While SaaS vendors rightly and often communicate about their “shared responsibility model,” it’s clear to me that there may be some confusion in the market about the fact that, as an organization, you are always responsible for your data. There are no magic backup people in the cloud.
Beyond the protection of SaaS applications, our research will delve deeper into cloud data protection this year, so stay tuned.
This realization that backups are needed for cloud workloads is going to become more obvious in 2023, potentially amplified by my previous points on ransomware and by the market education work that some vendors will undertake — to their great benefit, I might add. The battle lines for the next evolution of the market are going to be drawn more clearly this year: I expect vendors to literally race to add more features and more SaaS platforms to their lineup, along with more capabilities to protect hyperscale-based data, which also includes being great at protecting K8s environments.

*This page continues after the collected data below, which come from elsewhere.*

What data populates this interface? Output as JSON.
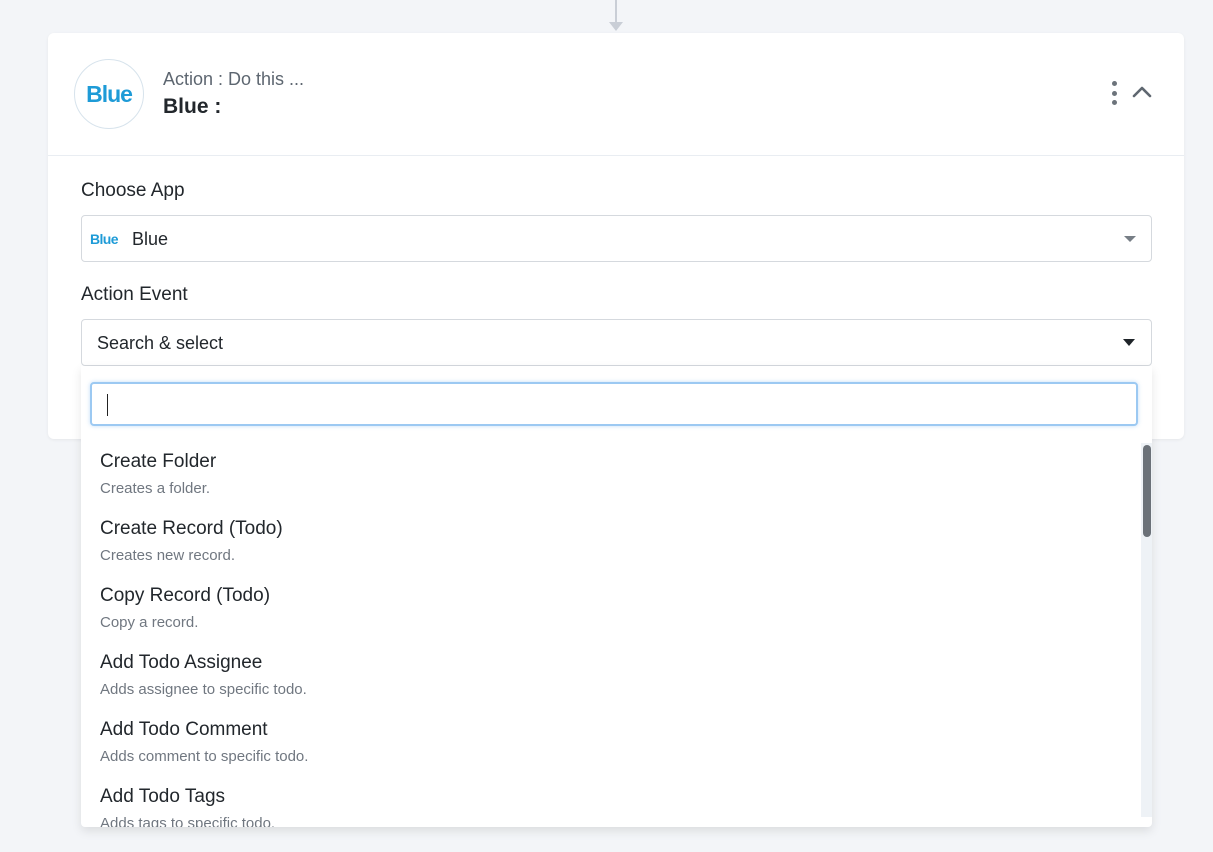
{
  "header": {
    "step_label": "Action : Do this ...",
    "step_title": "Blue :",
    "logo_text": "Blue"
  },
  "choose_app": {
    "label": "Choose App",
    "logo_text": "Blue",
    "value": "Blue"
  },
  "action_event": {
    "label": "Action Event",
    "placeholder": "Search & select"
  },
  "dropdown": {
    "search_value": "",
    "options": [
      {
        "title": "Create Folder",
        "desc": "Creates a folder."
      },
      {
        "title": "Create Record (Todo)",
        "desc": "Creates new record."
      },
      {
        "title": "Copy Record (Todo)",
        "desc": "Copy a record."
      },
      {
        "title": "Add Todo Assignee",
        "desc": "Adds assignee to specific todo."
      },
      {
        "title": "Add Todo Comment",
        "desc": "Adds comment to specific todo."
      },
      {
        "title": "Add Todo Tags",
        "desc": "Adds tags to specific todo."
      }
    ]
  },
  "colors": {
    "brand": "#1e9bd7",
    "focus_border": "#9cc9f2",
    "background": "#f3f5f8"
  },
  "icons": [
    "kebab-menu-icon",
    "chevron-up-icon",
    "caret-down-icon"
  ]
}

The biggest hurdle: How many SaaS applications can you cover, and how quickly? It’s a development investment dilemma. There are dozens of SaaS applications that are all mission-critical, but no standard APIs. As an end user, wouldn’t you want to go with the vendors who cover most, if not all, of your SaaS workloads?
Data governance and compliance continue to accelerate data management transitions
In 2022, we also looked at the evolving strategic role of data governance and uncovered some key trends that confirm that compliance and data governance are going to be key for IT, moving forward. Organizations have a lot of data to manage, and it’s doubling approximately every two years.
And this data is full of personally identifiable information (PII). In our upcoming 2023 study, “The Strategic and Evolving Role of Data Governance,” we estimate on average that 35% of all data is PII spread across the infrastructure. So, as an organization, you’ve got a significant and — frankly — unavoidable data compliance/governance challenge.
The good news is that data governance has moved up the corporate ladder, so executives and the board of directors care — or at least have budgets to help. The bad news is that there is not enough unified technology to deal with the data governance complexity. That’s because managing data governance requires a lot of processes and technology, with cyber-risk being a serious consideration for best practices.
In 2023 I expect to see more spending happening in this area in which there are vendors coming from multiple horizons: data-focused/DevOps, cybersecurity and data protection/backup and recovery.
Backup and recovery vendors are particularly well positioned if they can execute on the marketing and sales sides: Data governance involves new personas. End-user organizations will also take a closer look at their development practices in order to build data privacy by design in their application development. Very much like with ransomware, vendors will be expanding their capabilities through partnerships and targeted M&A activities.